Sebab-sebab penyimpangan dari aqidah yang benar
Ketahuilah, semoga Allah l merahmati Anda. Penyimpangan dari aqidah Islam adalah suatu kebinasaan. Seseorang yang hidup dalam keadaan tidak memiliki aqidah yang benar akan terus dibayangi keraguan dan bayangan-bayangan jelek yang akan menghalanginya mendapatkan kebahagiaan hidup.
Oleh sebab itu, kita mesti mengetahui sebab-sebab penyimpangan dari aqidah yang benar dan menjaga diri, keluarga serta kaum muslimin secara umum dari sebab penyimpangan tersebut.
Asy-Syaikh Shalih Fauzan hafizhahullah telah menjelaskan kepada kita berbagai penyebab terjadinya penyimpangan aqidah.
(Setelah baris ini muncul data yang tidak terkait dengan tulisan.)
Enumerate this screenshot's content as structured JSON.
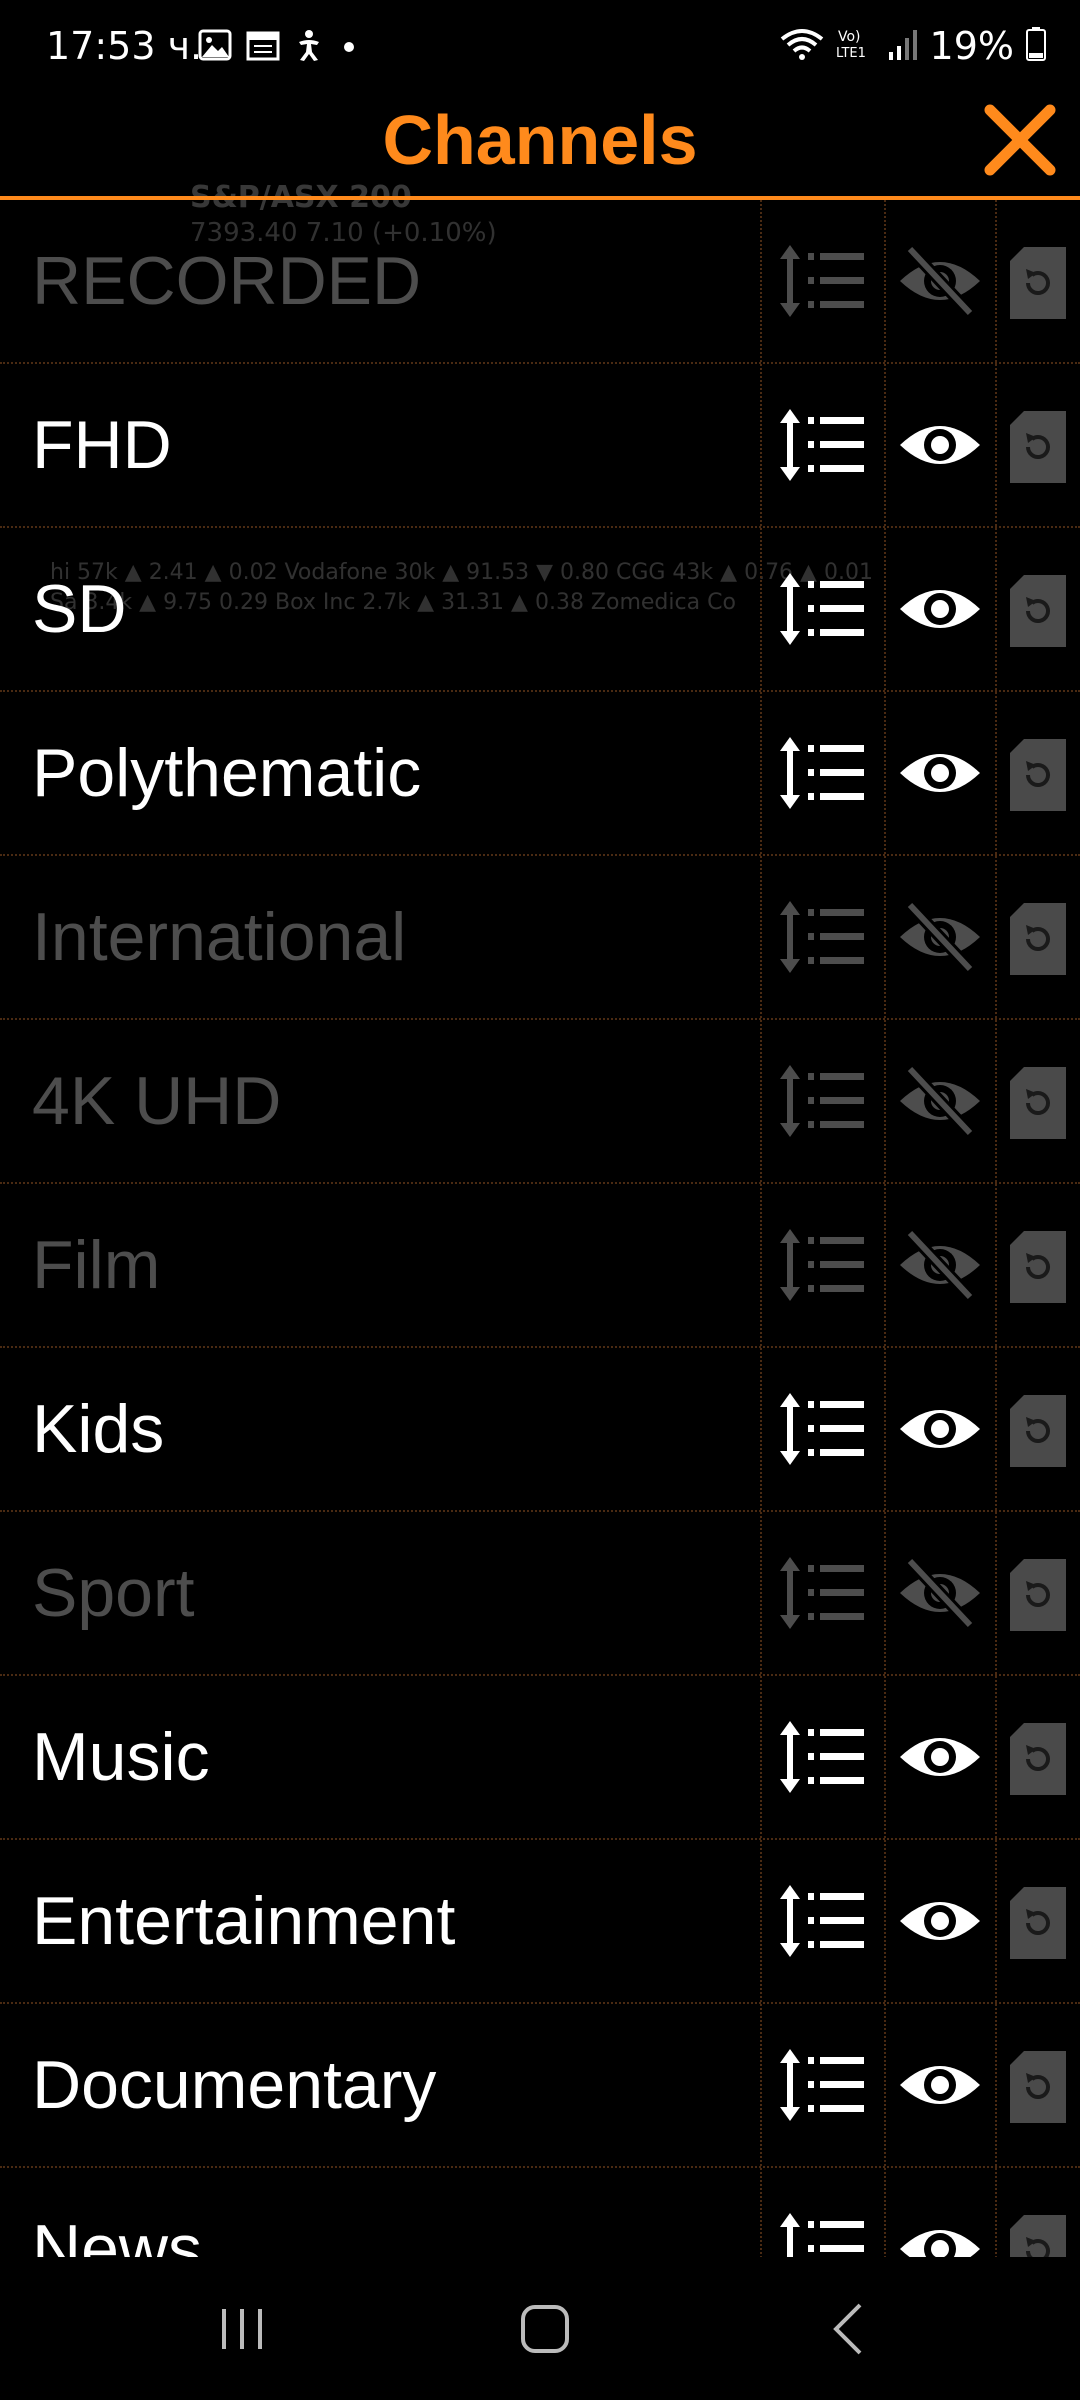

Diantara sebab penyimpangan yang beliau sebutkan adalah:
1.    Ketidaktahuan seseorang tentang aqidah yang benar, karena lalai dan berpaling dari mempelajarinya.
2.    Taqlid buta kepada nenek moyang.
3.    Ghuluw (mengultuskan) terhadap orang-orang yang dianggap wali dan orang-orang shalih.
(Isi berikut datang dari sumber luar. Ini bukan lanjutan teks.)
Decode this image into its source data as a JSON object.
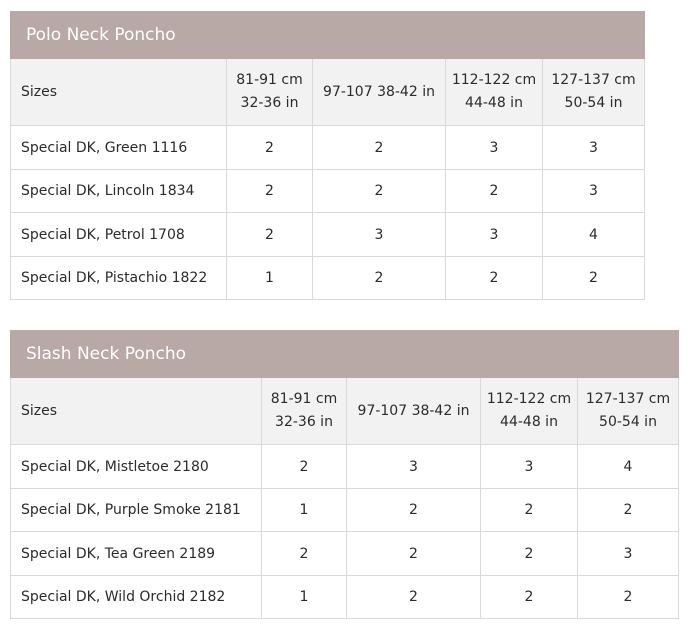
{
  "tables": [
    {
      "title": "Polo Neck Poncho",
      "header_label": "Sizes",
      "sizes": [
        {
          "cm": "81-91 cm",
          "in": "32-36 in"
        },
        {
          "cm": "97-107 38-42 in",
          "in": ""
        },
        {
          "cm": "112-122 cm",
          "in": "44-48 in"
        },
        {
          "cm": "127-137 cm",
          "in": "50-54 in"
        }
      ],
      "rows": [
        {
          "label": "Special DK, Green 1116",
          "values": [
            "2",
            "2",
            "3",
            "3"
          ]
        },
        {
          "label": "Special DK, Lincoln 1834",
          "values": [
            "2",
            "2",
            "2",
            "3"
          ]
        },
        {
          "label": "Special DK, Petrol 1708",
          "values": [
            "2",
            "3",
            "3",
            "4"
          ]
        },
        {
          "label": "Special DK, Pistachio 1822",
          "values": [
            "1",
            "2",
            "2",
            "2"
          ]
        }
      ]
    },
    {
      "title": "Slash Neck Poncho",
      "header_label": "Sizes",
      "sizes": [
        {
          "cm": "81-91 cm",
          "in": "32-36 in"
        },
        {
          "cm": "97-107 38-42 in",
          "in": ""
        },
        {
          "cm": "112-122 cm",
          "in": "44-48 in"
        },
        {
          "cm": "127-137 cm",
          "in": "50-54 in"
        }
      ],
      "rows": [
        {
          "label": "Special DK, Mistletoe 2180",
          "values": [
            "2",
            "3",
            "3",
            "4"
          ]
        },
        {
          "label": "Special DK, Purple Smoke 2181",
          "values": [
            "1",
            "2",
            "2",
            "2"
          ]
        },
        {
          "label": "Special DK, Tea Green 2189",
          "values": [
            "2",
            "2",
            "2",
            "3"
          ]
        },
        {
          "label": "Special DK, Wild Orchid 2182",
          "values": [
            "1",
            "2",
            "2",
            "2"
          ]
        }
      ]
    }
  ],
  "colors": {
    "title_bg": "#b8a9a7",
    "header_bg": "#f2f2f2",
    "border": "#d9d9d9"
  }
}
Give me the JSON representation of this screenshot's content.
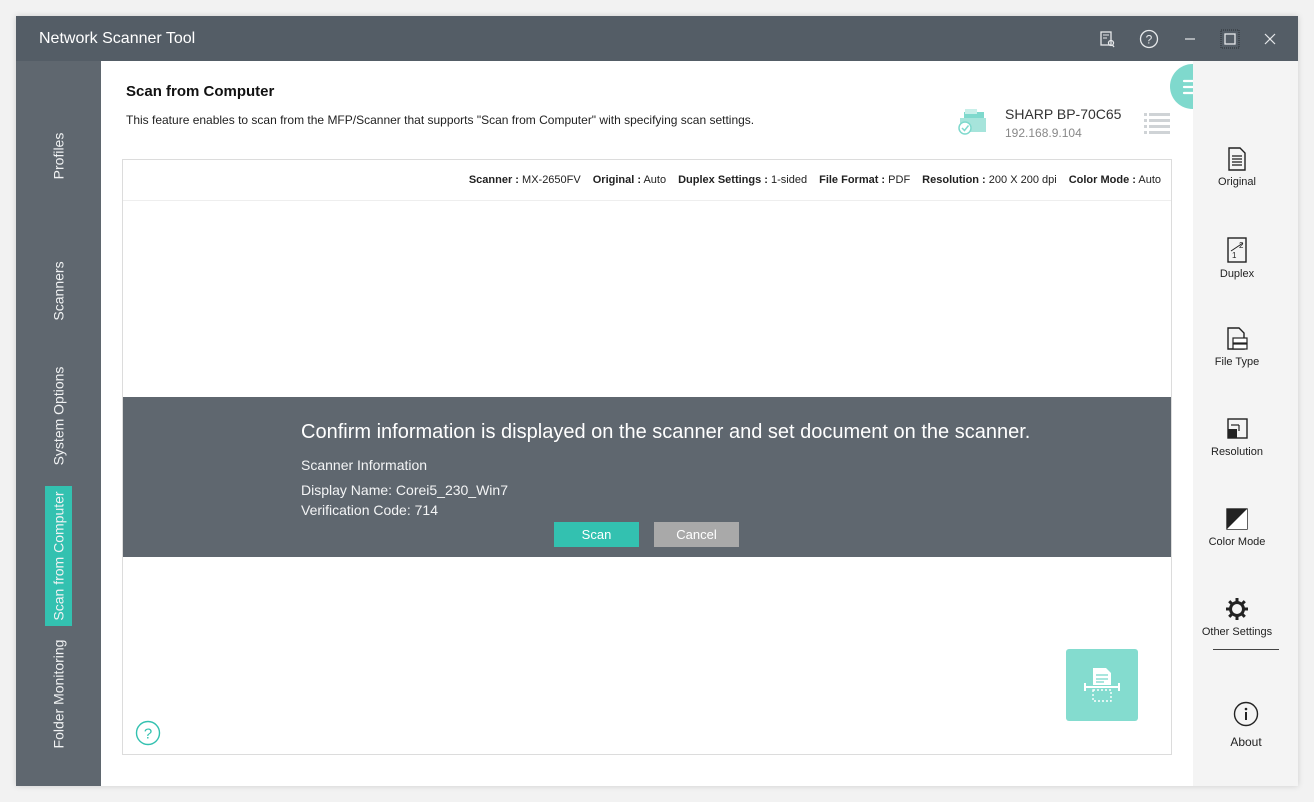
{
  "app": {
    "title": "Network Scanner Tool"
  },
  "titlebar": {
    "icons": [
      "license-icon",
      "help-icon",
      "minimize-icon",
      "maximize-icon",
      "close-icon"
    ]
  },
  "left_nav": {
    "items": [
      {
        "label": "Profiles",
        "active": false
      },
      {
        "label": "Scanners",
        "active": false
      },
      {
        "label": "System Options",
        "active": false
      },
      {
        "label": "Scan from Computer",
        "active": true
      },
      {
        "label": "Folder Monitoring",
        "active": false
      }
    ]
  },
  "page": {
    "title": "Scan from Computer",
    "description": "This feature enables to scan from the MFP/Scanner that supports \"Scan from Computer\" with specifying scan settings."
  },
  "device": {
    "name": "SHARP BP-70C65",
    "ip": "192.168.9.104"
  },
  "summary": [
    {
      "key": "Scanner :",
      "value": "MX-2650FV"
    },
    {
      "key": "Original :",
      "value": "Auto"
    },
    {
      "key": "Duplex Settings :",
      "value": "1-sided"
    },
    {
      "key": "File Format :",
      "value": "PDF"
    },
    {
      "key": "Resolution :",
      "value": "200 X 200 dpi"
    },
    {
      "key": "Color Mode :",
      "value": "Auto"
    }
  ],
  "confirm": {
    "message": "Confirm information is displayed on the scanner and set document on the scanner.",
    "info_title": "Scanner Information",
    "display_name": "Display Name: Corei5_230_Win7",
    "verification_code": "Verification Code: 714",
    "scan_label": "Scan",
    "cancel_label": "Cancel"
  },
  "right_bar": {
    "items": [
      {
        "label": "Original",
        "icon": "original-icon"
      },
      {
        "label": "Duplex",
        "icon": "duplex-icon"
      },
      {
        "label": "File Type",
        "icon": "file-type-icon"
      },
      {
        "label": "Resolution",
        "icon": "resolution-icon"
      },
      {
        "label": "Color Mode",
        "icon": "color-mode-icon"
      },
      {
        "label": "Other Settings",
        "icon": "gear-icon"
      }
    ],
    "about_label": "About"
  },
  "colors": {
    "titlebar": "#545d66",
    "nav": "#5f676f",
    "accent": "#33c1b0",
    "accent_light": "#84dccf",
    "cancel": "#a9a9a9"
  }
}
4.    Lalai dari mentadabburi ayat-ayat Allah l yang syar’iyah maupun kauniyah.
5.    Kosongnya rumah-rumah muslimin dari pendidikan dan bimbingan Islami.
6.    Lembaga-lembaga pendidikan dan media informasi kurang perhatian dalam masalah pendidikan agama, bahkan kebanyakan media informasi sekarang telah menjadi alat untuk merusak aqidah umat.
7.    Disusupkannya aqidah orang kafir ke dalam Islam.
8.    Da’i-da’i yang menyeru kepada kesesatan, yang gencar menyebarkan kesesatan mereka.
(Disarikan dari Muqarrar Kitabut Tauhid lil Fashlil Awal, hlm. 13-15 dan Kitabut Tauhid hlm. 7-8)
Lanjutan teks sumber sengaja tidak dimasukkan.